La femme de 44 ans se souvient de chaque geste de son agresseur, il y a trois ans. Elle revoit ses yeux exorbités, les sourcils froncés, son air furibond. «J’en fais des cauchemars», lance-t-elle en serrant les dents. 

«Je devais lui donner son bain. Dès que j’ai franchi la porte, il m’a poussé contre le mur et m’a rudoyée de coups de poing sur le corps et au visage. Il m’a cassé trois dents et défait la mâchoire.» 

Avant d’y laisser sa peau, elle est parvenue à raisonner l’homme de 70 ans, décrit comme corpulent, souffrant d’Alzheimer. Grièvement blessée, elle est sortie de la chambre pour demander du secours. 

«Je n’ai jamais su pourquoi il m’avait battue. Je ne vois rien d’autre qu’il était en colère parce qu’il refusait de prendre son bain. En voulant le déshabiller, il pensait que je voulais l’agresser», a-t-elle raconté à macotenord.com

«Ce n’est pas de sa faute. Je lui pardonne. C’est une personne malade. L’Alzheimer est une maladie qui peut faire faire des choses à des gens sans en être conscient», déplore cette dernière. 

Six mois dans son sous-sol

Bien qu’elle ait pardonné, Mélanie Beaudry a beaucoup souffert. Et elle souffre encore. 

«Ce n’est pas rose ce que je vis. On pourrait dire que je semble bien aller, mais dans ma tête, ça ne va pas du tout. J’ai dû me rebâtir en tant que personne.»

«Physiquement, la douleur sera permanente et je devrai prendre de la médication pour le restant de mes jours. Incapable de mastiquer, j’ai mangé liquide pendant un an.  Mentalement, ça fait mal aussi. J’aimais tellement mes personnes âgées. Je ne serai plus jamais préposée, trop peur. La personne qui m’a frappée a tout brisé», livre-t-elle la gorge nouée par l’émotion. 

Dans une vidéo publiée sur Facebook, elle dit être demeurée six mois prisonnière au sous-sol, «sans voir personne». Elle avait peur d’être attaquée dans la rue.

«C’était ma vie d’assurer une présence rassurante et bienveillante aux aînés et aux personnes vulnérables. Travailler auprès de cette clientèle m’a permis de vivre des expériences humaines enrichissantes», souligne cette mère de trois enfants, avant de laisser aller un grand soupire, marqué d’un long silence.

Une formation «nettement insuffisante»

Mélanie Beaudry a accepté de nous raconter sa traumatisante aventure pour mettre en garde les futurs préposés. «C’est loin d’être de tout repos. Mais, si je n’avais pas été attaquée, je serais encore avec mes amours du troisième âge.» 

A priori, elle mentionne que la formation de 375 heures réparties sur 12 semaines est «nettement insuffisante.»  

«Sur le plancher, les nouveaux préposés vont vite constater que leur travail, c’est beaucoup plus que de changer des couches et de donner des médicaments. Sortir une personne de son lit qui ne veut pas se lever, car elle s’imagine que tu veux la violer, elle te frappera, tirera les cheveux et mordra», dénonce celle qui est aujourd’hui technicienne en laboratoire. 
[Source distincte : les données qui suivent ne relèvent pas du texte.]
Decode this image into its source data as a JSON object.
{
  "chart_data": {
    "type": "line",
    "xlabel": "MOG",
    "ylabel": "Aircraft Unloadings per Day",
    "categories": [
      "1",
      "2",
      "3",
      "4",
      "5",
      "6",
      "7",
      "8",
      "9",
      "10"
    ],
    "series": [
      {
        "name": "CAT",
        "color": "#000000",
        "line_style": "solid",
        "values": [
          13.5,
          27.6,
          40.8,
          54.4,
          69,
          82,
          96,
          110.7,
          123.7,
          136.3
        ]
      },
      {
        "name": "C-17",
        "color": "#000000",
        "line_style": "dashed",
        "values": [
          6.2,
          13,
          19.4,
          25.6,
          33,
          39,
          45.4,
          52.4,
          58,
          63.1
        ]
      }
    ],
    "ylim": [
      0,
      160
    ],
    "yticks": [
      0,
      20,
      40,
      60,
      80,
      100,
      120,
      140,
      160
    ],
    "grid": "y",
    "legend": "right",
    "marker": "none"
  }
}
Sur le site internet du gouvernement du Québec, il est écrit que cette formation de Soutien aux soins d’assistance en établissement de santé est de courte durée. On peut également y lire que la formation permettra à des milliers de personnes de contribuer rapidement à l’effort sanitaire. La mise en place de cette attestation est un moyen exceptionnel de rendre rapidement disponibles des travailleurs qualifiés. 

On y ajoute qu’avec la nouvelle attestation d’études professionnelles, le gouvernement veut faciliter l’accès à une formation de qualité et à un emploi gratifiant où chaque geste fait du bien. 

Rappelons qu’en juin, dans la foulée de la COVID-19, Québec a déployé d’urgence une formation accélérée pour embaucher 10 000 préposés en CHSLD. Les caquistes ont alors sorti le chéquier promettant un salaire annuel de 49 000 $, une bourse de 760 $ par semaine pendant la formation et un emploi à temps plein avec de bonnes conditions.

«Si tu fais ça pour l’argent, change de métier, car tu vas être malheureux toute ta vie. C’est une vocation et non un job. Et ce n’est pas tout le monde qui est dans la bonne branche», conclut celle qui n’oubliera jamais ses 12 ans à réaliser différentes tâches pour ces personnes souvent en «perte d’autonomie totale» afin de leur apporter réconfort et améliorer leur qualité de vie.